Monday, March 26, 2007

What is Gravity?

Think you know?
The official publication of the American Association for the Advancement of Science, Science Magazine, the gatekeeping guide to what is and is not science, recently celebrated its 125th anniversary. As a tribute to the passing years, it published a lengthy article titled "125 Questions: What Don’t We Know.” It broke out the top 25 questions, listing them as the 25 big questions facing science over the next quarter-century.
What is gravity is a no show in the top 25.
The remaining 100 questions were listed under the heading “So Much More to Know.” Number 9 on the list is "What is the Nature of Gravity?” Of course, adding “nature of” to the question, rather than just asking what is gravity, tends to hide the fact that the explanation for gravity, that it’s a property of matter, is no explanation at all. Looking up the definition of “nature” reveals:
a. To state the precise meaning of (a word or sense of a word, for example).
b. To describe the nature or basic qualities of; explain: define the properties of a new drug; a study that defines people according to their median incomes.
a. To delineate the outline or form of: gentle hills that were defined against the sky.
b. To specify distinctly: define the weapons to be used in limited warfare.
3. To give form or meaning to: “For him, a life is defined by action” (Jay Parini).

Thus, using “nature” in the question means science is really serious about looking into gravity. Not so, as the explanation for the question turns into a meaningless joke: Science magazine notes about its question that gravity “clashes with quantum theory. It doesn't fit in the Standard Model. Nobody has spotted the particle that is responsible for it. Newton's apple contained a whole can of worms.”
So quantum theory, the Standard Model, and the practice of assigning properties to a particle (the way science explains all unknowns) are products of the mind, yet, it is not they that clash with gravity, it is gravity, the reality, that clashes with science's absurd creations.
Gravity is the core principle of empirical science. Gravity is proportional to and therefore a property of mass rests at the core of both astronomy and physics, and as a result of resting at the core of these two sciences, rests at the core of all disciplines that follow.
Science magazine says that the subject is a can of worms. How would you like to have a defense attorney call you in and tell you your life rests on a can of worms? You say, well, aren’t you going to do something about it, and the attorney shrugs his shoulders and says, well, we’ve got more important concerns here.

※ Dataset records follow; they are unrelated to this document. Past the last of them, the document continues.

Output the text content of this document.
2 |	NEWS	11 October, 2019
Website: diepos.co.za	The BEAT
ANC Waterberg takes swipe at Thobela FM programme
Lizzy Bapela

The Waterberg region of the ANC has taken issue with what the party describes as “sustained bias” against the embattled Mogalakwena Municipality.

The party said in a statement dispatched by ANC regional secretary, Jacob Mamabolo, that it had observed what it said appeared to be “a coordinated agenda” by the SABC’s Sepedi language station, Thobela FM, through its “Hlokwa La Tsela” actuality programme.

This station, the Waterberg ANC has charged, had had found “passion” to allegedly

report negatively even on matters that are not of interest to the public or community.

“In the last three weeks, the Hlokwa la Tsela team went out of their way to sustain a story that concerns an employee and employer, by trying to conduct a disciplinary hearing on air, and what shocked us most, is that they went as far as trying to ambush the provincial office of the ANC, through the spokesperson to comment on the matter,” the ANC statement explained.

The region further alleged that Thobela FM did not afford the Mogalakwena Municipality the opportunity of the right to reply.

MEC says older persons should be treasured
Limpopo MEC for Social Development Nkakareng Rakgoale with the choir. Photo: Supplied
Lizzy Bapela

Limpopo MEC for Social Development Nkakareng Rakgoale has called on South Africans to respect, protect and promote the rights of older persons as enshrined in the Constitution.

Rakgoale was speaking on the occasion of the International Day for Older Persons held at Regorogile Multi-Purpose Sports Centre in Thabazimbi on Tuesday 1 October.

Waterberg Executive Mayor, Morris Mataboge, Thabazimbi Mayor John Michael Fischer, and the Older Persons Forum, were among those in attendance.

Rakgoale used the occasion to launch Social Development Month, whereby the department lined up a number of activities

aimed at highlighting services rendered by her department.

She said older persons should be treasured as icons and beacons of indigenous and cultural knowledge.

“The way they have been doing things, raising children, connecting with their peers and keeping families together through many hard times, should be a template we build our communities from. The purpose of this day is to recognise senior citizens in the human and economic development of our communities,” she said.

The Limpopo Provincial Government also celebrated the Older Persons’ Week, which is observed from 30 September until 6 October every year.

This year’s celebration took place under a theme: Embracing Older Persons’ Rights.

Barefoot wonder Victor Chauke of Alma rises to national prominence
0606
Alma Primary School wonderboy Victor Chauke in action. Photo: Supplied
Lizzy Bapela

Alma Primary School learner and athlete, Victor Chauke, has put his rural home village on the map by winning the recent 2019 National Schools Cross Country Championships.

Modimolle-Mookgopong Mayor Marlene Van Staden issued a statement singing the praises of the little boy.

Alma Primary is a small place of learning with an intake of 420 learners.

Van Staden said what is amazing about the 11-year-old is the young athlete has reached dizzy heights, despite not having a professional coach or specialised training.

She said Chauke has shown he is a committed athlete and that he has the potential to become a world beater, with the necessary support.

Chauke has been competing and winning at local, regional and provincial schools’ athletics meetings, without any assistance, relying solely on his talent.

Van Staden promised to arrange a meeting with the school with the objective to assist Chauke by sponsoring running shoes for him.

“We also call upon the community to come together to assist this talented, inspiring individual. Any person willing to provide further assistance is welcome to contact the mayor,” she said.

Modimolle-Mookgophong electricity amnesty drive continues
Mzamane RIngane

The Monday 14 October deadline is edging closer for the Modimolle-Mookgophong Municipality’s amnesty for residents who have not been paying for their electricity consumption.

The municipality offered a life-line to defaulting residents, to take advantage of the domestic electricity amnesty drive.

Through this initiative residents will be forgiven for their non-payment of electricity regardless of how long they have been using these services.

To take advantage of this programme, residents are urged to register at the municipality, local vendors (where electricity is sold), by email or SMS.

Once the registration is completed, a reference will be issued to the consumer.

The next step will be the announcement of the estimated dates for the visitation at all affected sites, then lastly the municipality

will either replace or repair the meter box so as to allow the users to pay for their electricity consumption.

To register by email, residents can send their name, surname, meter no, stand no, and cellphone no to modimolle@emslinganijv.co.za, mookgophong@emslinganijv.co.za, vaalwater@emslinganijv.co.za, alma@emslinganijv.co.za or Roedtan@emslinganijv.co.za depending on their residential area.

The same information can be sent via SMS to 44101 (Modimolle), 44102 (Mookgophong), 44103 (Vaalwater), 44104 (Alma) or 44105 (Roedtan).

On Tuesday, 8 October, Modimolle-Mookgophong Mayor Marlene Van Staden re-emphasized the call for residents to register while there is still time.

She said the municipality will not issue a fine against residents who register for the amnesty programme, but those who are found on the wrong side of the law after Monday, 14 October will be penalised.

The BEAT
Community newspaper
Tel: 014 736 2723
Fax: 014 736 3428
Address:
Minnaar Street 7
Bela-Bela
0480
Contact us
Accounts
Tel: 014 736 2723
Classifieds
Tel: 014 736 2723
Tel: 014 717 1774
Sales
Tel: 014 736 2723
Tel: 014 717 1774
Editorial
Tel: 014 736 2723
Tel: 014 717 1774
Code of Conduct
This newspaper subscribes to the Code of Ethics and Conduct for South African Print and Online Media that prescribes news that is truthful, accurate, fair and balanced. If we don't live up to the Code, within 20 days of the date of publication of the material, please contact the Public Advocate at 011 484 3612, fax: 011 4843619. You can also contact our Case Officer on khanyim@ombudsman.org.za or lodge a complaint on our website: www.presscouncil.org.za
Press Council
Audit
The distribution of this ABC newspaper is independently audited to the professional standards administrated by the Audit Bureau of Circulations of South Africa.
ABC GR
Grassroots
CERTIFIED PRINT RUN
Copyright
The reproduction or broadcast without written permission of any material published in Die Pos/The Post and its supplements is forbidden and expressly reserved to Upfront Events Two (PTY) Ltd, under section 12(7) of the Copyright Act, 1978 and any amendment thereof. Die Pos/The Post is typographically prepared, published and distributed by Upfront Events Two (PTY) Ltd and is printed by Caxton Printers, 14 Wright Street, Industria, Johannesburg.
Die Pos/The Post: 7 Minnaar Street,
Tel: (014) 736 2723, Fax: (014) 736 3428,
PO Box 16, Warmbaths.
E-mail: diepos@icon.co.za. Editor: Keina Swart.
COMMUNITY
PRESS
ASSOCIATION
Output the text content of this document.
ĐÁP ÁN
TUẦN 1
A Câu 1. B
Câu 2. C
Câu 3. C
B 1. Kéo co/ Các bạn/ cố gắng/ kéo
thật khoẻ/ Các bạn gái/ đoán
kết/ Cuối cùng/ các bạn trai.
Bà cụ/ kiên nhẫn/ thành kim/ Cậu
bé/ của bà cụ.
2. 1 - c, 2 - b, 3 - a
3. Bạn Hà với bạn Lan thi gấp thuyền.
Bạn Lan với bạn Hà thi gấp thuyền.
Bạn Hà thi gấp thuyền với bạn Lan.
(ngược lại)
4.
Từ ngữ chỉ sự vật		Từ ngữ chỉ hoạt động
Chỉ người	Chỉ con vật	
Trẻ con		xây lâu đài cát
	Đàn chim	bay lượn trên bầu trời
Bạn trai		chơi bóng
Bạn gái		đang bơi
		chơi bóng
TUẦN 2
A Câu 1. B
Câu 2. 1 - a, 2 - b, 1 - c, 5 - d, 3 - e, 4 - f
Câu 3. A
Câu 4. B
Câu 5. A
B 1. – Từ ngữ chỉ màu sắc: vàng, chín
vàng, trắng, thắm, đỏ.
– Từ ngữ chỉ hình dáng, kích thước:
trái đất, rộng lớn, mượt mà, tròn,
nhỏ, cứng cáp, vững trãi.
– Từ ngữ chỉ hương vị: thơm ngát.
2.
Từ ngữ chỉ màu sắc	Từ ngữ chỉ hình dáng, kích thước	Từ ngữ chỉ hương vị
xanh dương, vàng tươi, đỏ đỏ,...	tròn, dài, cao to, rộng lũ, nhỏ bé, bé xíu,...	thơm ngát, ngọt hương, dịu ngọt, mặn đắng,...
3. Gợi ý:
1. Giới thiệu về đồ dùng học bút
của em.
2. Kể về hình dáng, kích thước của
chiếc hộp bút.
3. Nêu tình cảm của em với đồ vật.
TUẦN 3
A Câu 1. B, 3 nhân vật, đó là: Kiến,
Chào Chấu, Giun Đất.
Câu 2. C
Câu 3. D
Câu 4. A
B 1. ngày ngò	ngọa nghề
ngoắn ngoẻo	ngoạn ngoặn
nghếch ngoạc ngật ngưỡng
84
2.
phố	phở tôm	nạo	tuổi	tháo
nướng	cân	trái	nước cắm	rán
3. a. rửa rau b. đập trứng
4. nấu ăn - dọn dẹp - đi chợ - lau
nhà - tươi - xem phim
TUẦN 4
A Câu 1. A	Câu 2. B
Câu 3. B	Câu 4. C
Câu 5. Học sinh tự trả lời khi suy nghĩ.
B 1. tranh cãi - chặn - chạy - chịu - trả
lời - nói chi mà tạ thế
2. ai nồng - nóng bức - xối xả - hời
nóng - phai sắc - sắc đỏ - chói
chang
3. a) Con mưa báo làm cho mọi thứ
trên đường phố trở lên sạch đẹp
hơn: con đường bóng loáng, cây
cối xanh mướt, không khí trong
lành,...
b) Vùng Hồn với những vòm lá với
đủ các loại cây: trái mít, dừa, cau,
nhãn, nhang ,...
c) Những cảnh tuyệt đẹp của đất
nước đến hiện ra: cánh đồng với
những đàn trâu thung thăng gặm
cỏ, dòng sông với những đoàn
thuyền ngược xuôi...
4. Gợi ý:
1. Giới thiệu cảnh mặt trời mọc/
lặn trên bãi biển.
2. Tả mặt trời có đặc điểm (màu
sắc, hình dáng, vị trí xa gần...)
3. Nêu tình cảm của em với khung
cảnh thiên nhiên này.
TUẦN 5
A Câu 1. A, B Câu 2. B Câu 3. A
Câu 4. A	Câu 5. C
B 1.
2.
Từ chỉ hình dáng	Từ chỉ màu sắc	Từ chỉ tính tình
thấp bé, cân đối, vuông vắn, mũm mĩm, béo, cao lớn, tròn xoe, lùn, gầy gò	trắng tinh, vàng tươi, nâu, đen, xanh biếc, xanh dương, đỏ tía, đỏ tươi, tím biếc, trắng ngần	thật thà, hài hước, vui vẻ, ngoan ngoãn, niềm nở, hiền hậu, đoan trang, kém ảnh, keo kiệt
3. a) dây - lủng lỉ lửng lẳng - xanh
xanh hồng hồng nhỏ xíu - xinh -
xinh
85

First, we need to find out what the universe is made of (Science magazine’s number 1 question)."
How can anyone worry about what the universe is made of when the basic question, what is the nature of the most important force in our existence, goes unanswered, and indeed, unexamined.
Everything we do in the technological sector, from engineering the huge machines that create our prosperity to designing the aircraft that allow us to use that prosperity to widen our horizons, depends on acknowledging the existence of gravity.
How can that technology be efficient if it first doesn’t examine the nature of gravity?
And what are we paying billions of dollars in professorial salaries, stipends, honorariums, awards, even scholarships, for, not to mention the tens of billions of dollars we spend for projects dreamed up by scientists to support their extravagant lifestyles, useless projects such as the Superconducting Super Collider, 11 billion dollars and 45,00 contracts in 48 states, dead as a doorknob, the many Tokamak initiatives, plans to produce controlled fusion, with no results and slow abandonment, and the latest boondoggle, the Space Elevator, the difficult not-to-laugh-at effort to turn a science fiction fantasy into an elevator rising 62,000 miles above the Earth’s surface, which should top all others in costs and eventual abandonment. Read more on these rip offs here.
What do we say when science’s gatekeeping publication states flatly that it doesn’t know the nature of gravity, doesn't even put it near the top of the list of problems that need solving, and then goes about its merry way making a can of worm joke about it.
What are we paying for?
We sure aren’t getting anything concrete in return (although the scientific community would like us to believe that our entire prosperity, our technological society, the lights that brighten our darkness, are the result of scientific theories like light is a wave/particle, and not engineering trail and error).
The next series of entries will deal with Newton’s failed proof that gravity is proportional to and therefore a property of matter, followed by an analysis of what we know about gravity, followed by the construction of a mechanism that would produce what we know about gravity.